Embarrassment seizes me. “Do we have to talk about this?”

“Callie, I should be … I just don’t want to see you hurt again.”

“Mom, I really don’t want to talk about this. Really.”

“It’s fine to—”

“Can we stop now? Please?”

She opens up her laptop and we both wait in excruciating silence. She says, eventually, “If she’s your friend then I should try again with her. I know I should, so tell me, where do you guys want to go?”

“Just for a walk. We might get ice cream, something.”

Mom takes another moment. “Okay,” she says finally. “But no more lies.”

“I promise,” I say.

When I get to the ice cream parlour, Ivy gives me a huge hug, then says, “Ice cream. It’s the only thing.”

“Sure.”

“Not mint-chocolate though.”

“But it’s my favourite.”

“It always was.” She buys us pistachio and mango ice cream. Sounds disgusting, but tastes delicious. I think about my granny and the quiet determination in her pale eyes, the way she circled her thumbs one over the other.

Ivy puts her arm around me and says, “I know how hard it is.”

I lean in to be comforted.

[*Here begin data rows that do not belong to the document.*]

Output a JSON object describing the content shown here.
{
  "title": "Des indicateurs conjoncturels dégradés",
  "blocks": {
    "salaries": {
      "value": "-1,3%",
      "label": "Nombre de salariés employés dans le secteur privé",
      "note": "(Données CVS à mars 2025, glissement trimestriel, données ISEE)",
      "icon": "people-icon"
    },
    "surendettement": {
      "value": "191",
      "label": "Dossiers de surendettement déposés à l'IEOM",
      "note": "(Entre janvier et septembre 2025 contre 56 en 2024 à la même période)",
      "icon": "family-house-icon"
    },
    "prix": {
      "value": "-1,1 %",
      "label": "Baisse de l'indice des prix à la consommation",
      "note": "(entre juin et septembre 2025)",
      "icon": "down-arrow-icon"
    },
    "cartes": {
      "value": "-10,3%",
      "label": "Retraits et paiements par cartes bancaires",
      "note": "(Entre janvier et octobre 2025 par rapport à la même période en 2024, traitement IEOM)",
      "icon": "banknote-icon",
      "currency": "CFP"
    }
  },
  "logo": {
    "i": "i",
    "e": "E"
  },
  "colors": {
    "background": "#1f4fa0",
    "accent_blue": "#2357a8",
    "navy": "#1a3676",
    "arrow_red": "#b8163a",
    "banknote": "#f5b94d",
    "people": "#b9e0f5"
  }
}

Ivy smells good, like she always does, that vanilla perfume.

She murmurs into my hair, squeezing me tightly.

She says, “I wish I could make it better,” and I hear a note of regret in her voice.

I assume she must be thinking of her own loss, of her friend Isabel. I feel like I’m suddenly an adult, grown up in a way I don’t want to be, and I long to be a kid again, free and easy.

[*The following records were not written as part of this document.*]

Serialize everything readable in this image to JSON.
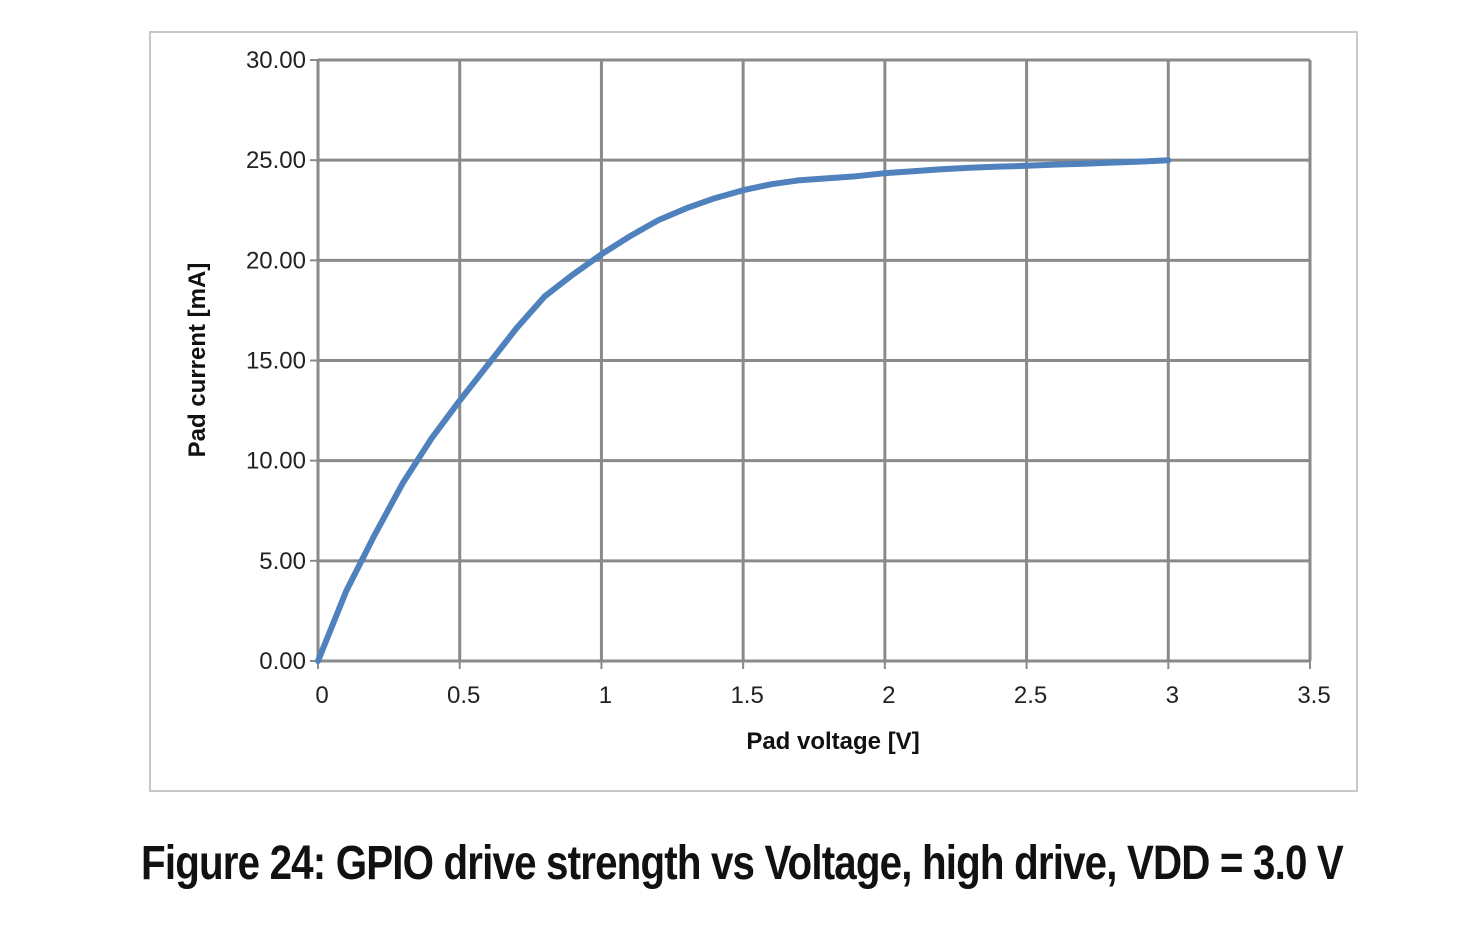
{
  "caption": "Figure 24: GPIO drive strength vs Voltage, high drive, VDD = 3.0 V",
  "chart_data": {
    "type": "line",
    "title": "",
    "xlabel": "Pad voltage [V]",
    "ylabel": "Pad current [mA]",
    "xlim": [
      0,
      3.5
    ],
    "ylim": [
      0,
      30
    ],
    "x_ticks": [
      "0",
      "0.5",
      "1",
      "1.5",
      "2",
      "2.5",
      "3",
      "3.5"
    ],
    "y_ticks": [
      "0.00",
      "5.00",
      "10.00",
      "15.00",
      "20.00",
      "25.00",
      "30.00"
    ],
    "grid": true,
    "legend": "none",
    "series": [
      {
        "color": "#4f81bd",
        "x": [
          0,
          0.1,
          0.2,
          0.3,
          0.4,
          0.5,
          0.6,
          0.7,
          0.8,
          0.9,
          1.0,
          1.1,
          1.2,
          1.3,
          1.4,
          1.5,
          1.6,
          1.7,
          1.8,
          1.9,
          2.0,
          2.1,
          2.2,
          2.3,
          2.4,
          2.5,
          2.6,
          2.7,
          2.8,
          2.9,
          3.0
        ],
        "y": [
          0,
          3.5,
          6.3,
          8.9,
          11.1,
          13.0,
          14.8,
          16.6,
          18.2,
          19.3,
          20.3,
          21.2,
          22.0,
          22.6,
          23.1,
          23.5,
          23.8,
          24.0,
          24.1,
          24.2,
          24.35,
          24.45,
          24.55,
          24.62,
          24.68,
          24.72,
          24.78,
          24.82,
          24.88,
          24.93,
          25.0
        ]
      }
    ]
  }
}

We sit on the wall outside the ice cream place and swing our legs. Two spoons. One tub. That kid-feeling I just longed for rising up through me.

Ivy says, “Mom’s being … Christ, I’m sorry to bring this up. You’ve got your own stuff … going on.”

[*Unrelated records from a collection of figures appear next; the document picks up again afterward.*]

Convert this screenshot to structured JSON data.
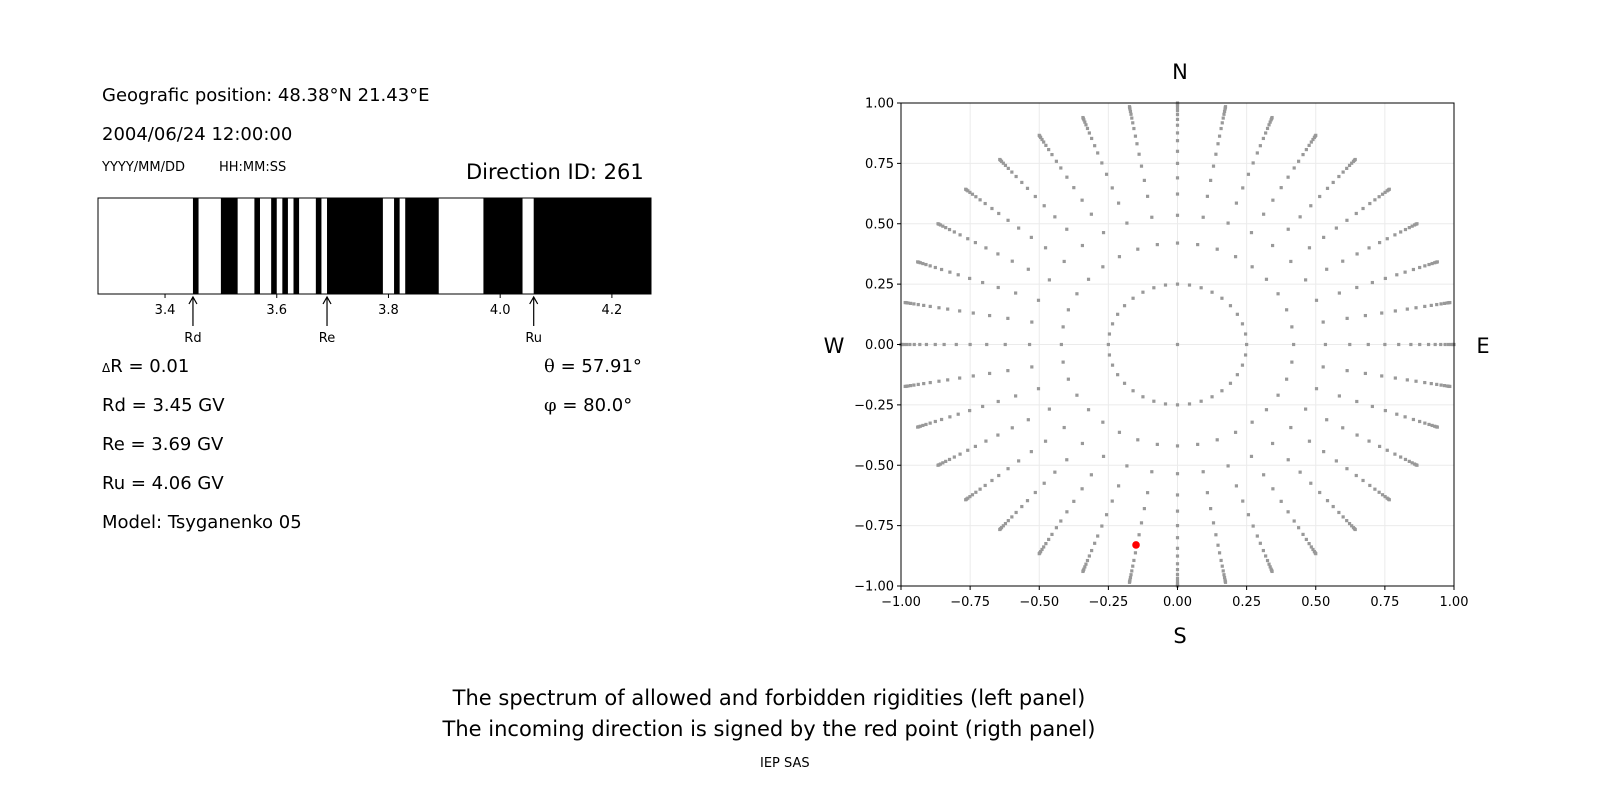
{
  "left_panel": {
    "position": "Geografic position: 48.38°N 21.43°E",
    "datetime": "2004/06/24 12:00:00",
    "date_format": "YYYY/MM/DD",
    "time_format": "HH:MM:SS",
    "direction_id": "Direction ID: 261",
    "delta_symbol": "Δ",
    "delta_r": "R = 0.01",
    "rd": "Rd = 3.45 GV",
    "re": "Re = 3.69 GV",
    "ru": "Ru = 4.06 GV",
    "model": "Model: Tsyganenko 05",
    "theta_symbol": "θ",
    "theta": " = 57.91°",
    "phi_symbol": "φ",
    "phi": " = 80.0°"
  },
  "chart_data": [
    {
      "type": "bar",
      "description_role": "rigidity spectrum (black = forbidden, white = allowed)",
      "xlim": [
        3.28,
        4.27
      ],
      "xticks": [
        3.4,
        3.6,
        3.8,
        4.0,
        4.2
      ],
      "xtick_labels": [
        "3.4",
        "3.6",
        "3.8",
        "4.0",
        "4.2"
      ],
      "forbidden_intervals": [
        [
          3.45,
          3.46
        ],
        [
          3.5,
          3.53
        ],
        [
          3.56,
          3.57
        ],
        [
          3.59,
          3.6
        ],
        [
          3.61,
          3.62
        ],
        [
          3.63,
          3.64
        ],
        [
          3.67,
          3.68
        ],
        [
          3.69,
          3.79
        ],
        [
          3.81,
          3.82
        ],
        [
          3.83,
          3.89
        ],
        [
          3.97,
          4.04
        ],
        [
          4.06,
          4.27
        ]
      ],
      "annotations": [
        {
          "label": "Rd",
          "x": 3.45
        },
        {
          "label": "Re",
          "x": 3.69
        },
        {
          "label": "Ru",
          "x": 4.06
        }
      ],
      "colors": {
        "forbidden": "#000000",
        "allowed": "#ffffff"
      }
    },
    {
      "type": "scatter",
      "xlim": [
        -1,
        1
      ],
      "ylim": [
        -1,
        1
      ],
      "ticks": [
        -1.0,
        -0.75,
        -0.5,
        -0.25,
        0.0,
        0.25,
        0.5,
        0.75,
        1.0
      ],
      "tick_labels": [
        "−1.00",
        "−0.75",
        "−0.50",
        "−0.25",
        "0.00",
        "0.25",
        "0.50",
        "0.75",
        "1.00"
      ],
      "grid": true,
      "compass": {
        "north": "N",
        "south": "S",
        "west": "W",
        "east": "E"
      },
      "center_point": [
        0,
        0
      ],
      "ring_radius": 0.25,
      "ring_points": 36,
      "spoke_azimuth_step_deg": 10,
      "spoke_radii": [
        0.42,
        0.535,
        0.623,
        0.69,
        0.75,
        0.8,
        0.844,
        0.876,
        0.908,
        0.932,
        0.952,
        0.968,
        0.98,
        0.99,
        0.996,
        1.0
      ],
      "highlight_point": {
        "x": -0.15,
        "y": -0.83
      },
      "colors": {
        "points": "#999999",
        "highlight": "#ff0000",
        "grid": "#ebebeb"
      }
    }
  ],
  "captions": {
    "line1": "The spectrum of allowed and forbidden rigidities (left panel)",
    "line2": "The incoming direction is signed by the red point (rigth panel)",
    "credit": "IEP SAS"
  }
}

“No, I could do with something else to think about.”

“I had a rough morning.”

“With her?”

“Yeah. She was, you know, drunk again.” Ivy pauses. “Why did you tell your granny about that day by the river?”

“I just said your mother was … I didn’t go into details. Not about that. I was upset. It was pretty awful.”

“Mom freaked out. Told me we were leaving and I didn’t even have time to get my clothes, let alone think. She wouldn’t let me call you or see you, say goodbye, nothing.”

Our ice cream is melting. I lick mine quickly.

She says, “It was … after that living with her was … at first, well, it was day to day. Mom stopped drinking. I honestly thought she was done. You know. She’d gone further than before. I mean, trying to kill herself. The drinking didn’t seem so normal anymore. Does that even make sense? She really tried. She did. She still had stacks of money from her inheritance.